Though we have now seen the full police report, we are yet to see the most sensational material it refers to — a series of text messages between the two complainants, and between they and some of the witnesses, in which they allegedly discuss getting revenge and making money from the accusations. In that respect the statement of witness 9, a colleague of the second complainant, Sofia Wilen, is not insignificant (though it was taken two months after the initial arrest warrant was issued):
Witness 9 didn’t get to hear about the assault until the day after or or [sic] if it was two days afterwards and got the impression Sofia was very worried she could have been infected. Sofia told her then that she’d told Julian she could be pregnant so Julian said it was nothing to worry about and they’d name the child ‘Afghanistan’. He’d pay off her student loans if she kept the baby.

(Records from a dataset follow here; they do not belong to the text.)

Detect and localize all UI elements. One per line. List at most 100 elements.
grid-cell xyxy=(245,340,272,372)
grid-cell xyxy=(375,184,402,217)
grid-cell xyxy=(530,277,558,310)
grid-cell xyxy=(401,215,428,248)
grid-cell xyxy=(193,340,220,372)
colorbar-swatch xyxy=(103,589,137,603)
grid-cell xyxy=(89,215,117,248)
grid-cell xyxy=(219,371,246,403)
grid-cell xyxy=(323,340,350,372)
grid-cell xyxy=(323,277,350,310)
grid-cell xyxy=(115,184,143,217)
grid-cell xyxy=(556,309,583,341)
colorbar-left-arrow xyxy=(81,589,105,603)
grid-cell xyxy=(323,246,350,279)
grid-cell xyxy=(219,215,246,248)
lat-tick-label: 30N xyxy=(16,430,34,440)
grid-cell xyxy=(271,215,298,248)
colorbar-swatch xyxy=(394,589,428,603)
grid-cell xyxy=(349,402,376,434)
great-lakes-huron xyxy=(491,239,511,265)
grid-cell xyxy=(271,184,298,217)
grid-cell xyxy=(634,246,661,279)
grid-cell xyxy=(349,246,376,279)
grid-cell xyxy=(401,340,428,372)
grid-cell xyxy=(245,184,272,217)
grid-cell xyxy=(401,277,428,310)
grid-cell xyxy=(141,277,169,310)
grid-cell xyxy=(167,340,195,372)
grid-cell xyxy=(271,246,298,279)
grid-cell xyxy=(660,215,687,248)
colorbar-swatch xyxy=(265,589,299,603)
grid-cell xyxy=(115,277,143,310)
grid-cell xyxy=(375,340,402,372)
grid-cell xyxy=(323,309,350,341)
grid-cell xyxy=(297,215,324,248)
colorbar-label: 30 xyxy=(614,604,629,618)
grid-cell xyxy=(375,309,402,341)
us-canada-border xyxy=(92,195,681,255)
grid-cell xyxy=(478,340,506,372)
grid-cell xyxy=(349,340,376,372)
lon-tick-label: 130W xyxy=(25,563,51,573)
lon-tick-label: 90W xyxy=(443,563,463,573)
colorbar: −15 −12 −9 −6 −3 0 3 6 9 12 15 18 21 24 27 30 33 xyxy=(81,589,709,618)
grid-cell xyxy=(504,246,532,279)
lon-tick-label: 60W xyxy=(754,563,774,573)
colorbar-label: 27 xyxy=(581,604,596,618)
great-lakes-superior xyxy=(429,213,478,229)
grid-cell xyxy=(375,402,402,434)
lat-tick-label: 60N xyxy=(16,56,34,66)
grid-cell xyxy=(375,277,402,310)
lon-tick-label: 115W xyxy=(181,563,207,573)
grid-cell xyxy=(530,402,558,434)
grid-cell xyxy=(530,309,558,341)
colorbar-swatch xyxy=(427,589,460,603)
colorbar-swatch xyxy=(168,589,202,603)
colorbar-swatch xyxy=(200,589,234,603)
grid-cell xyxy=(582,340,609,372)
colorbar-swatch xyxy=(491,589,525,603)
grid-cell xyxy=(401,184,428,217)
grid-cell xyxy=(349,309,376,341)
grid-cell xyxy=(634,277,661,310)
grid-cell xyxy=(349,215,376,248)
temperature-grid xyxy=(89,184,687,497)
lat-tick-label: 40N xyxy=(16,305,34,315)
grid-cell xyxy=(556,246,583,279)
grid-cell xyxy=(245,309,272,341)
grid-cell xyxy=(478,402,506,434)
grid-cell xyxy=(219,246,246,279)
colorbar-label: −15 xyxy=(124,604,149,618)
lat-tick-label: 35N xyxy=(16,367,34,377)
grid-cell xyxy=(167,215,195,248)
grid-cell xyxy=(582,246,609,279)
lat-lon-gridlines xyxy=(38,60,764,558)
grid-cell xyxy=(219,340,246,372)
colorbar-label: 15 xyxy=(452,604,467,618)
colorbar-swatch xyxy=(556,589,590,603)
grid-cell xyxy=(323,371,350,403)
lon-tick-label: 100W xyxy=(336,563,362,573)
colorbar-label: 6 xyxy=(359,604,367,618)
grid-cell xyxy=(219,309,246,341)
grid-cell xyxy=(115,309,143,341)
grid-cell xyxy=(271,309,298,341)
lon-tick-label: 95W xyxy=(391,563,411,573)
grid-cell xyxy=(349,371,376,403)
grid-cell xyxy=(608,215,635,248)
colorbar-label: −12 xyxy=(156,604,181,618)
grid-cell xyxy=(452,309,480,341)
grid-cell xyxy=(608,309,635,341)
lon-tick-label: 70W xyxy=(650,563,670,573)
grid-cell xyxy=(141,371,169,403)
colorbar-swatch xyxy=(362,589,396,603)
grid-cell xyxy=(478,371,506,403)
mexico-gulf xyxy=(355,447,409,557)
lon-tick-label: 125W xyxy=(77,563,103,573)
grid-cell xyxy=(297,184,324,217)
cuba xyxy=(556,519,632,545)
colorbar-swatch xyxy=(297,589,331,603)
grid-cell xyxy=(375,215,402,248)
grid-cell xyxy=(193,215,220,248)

They talked a bit when Sofia had gone to the police and the media blitz began. Sofia was very upset over the media attention and was mad with Julian. They [Sofia and 9] spoke and sent SMS messages to each other. 9 doesn’t remember directly what they said or wrote, but that they spoke about going to Expressen, this because Julian had spoken to Aftonbladet. This was only something they said and they had no intention of actually doing it. 9 has in any case not spoken with any newspaper.”
9 said Sofia had been contacted by a newspaper in the US and then 9 joked with Sofia about asking for a lot of money.
The chief interrogator asked about the SMS message in which 9 wrote that they had to figure out a good plan of revenge.
9 said that this wasn’t either something they planned to do. It was more an expression of Sofia’s frustration. 9 has tried to support and agree with Sofia in their conversations. She wanted to help Sofia in a difficult situation.
9 also wants to point out that she’s spoken so much with Sofia that it’s difficult to remember what was said and what was not said. 9 wants to point out that when Sofia was at the hospital and went to the police, things didn’t turn out as Sofia wanted. She only wanted Julian to test himself. She felt she’d been overrun by the police and others around her.
Read back and approved.
Will we ever see these SMS messages, which have been referred to repeatedly by Bjorn Hurtig (and in Crikey, by James Catlin)? Not if the Swedish legal process has anything to do with it. A man whose actions have exposed, inter alia, the close collaboration between the Swedish Moderate Party and the US, and is being prosecuted by a grandee of the Social Democratic Party (representing a well-connected activist from the Social Democratic Party), will be tried in secret by a panel of judges appointed by, and members of the Moderate Party and the Social Democratic Party.
Ah yes, nothing to worry about there …
Outside court, Assange made a direct pitch to the Swedish people, to crowd source examples of unjust Swedish legal processes, which he will no doubt get in spades. And maybe, just maybe, those SMSs will fall off a Scania truck between now and then.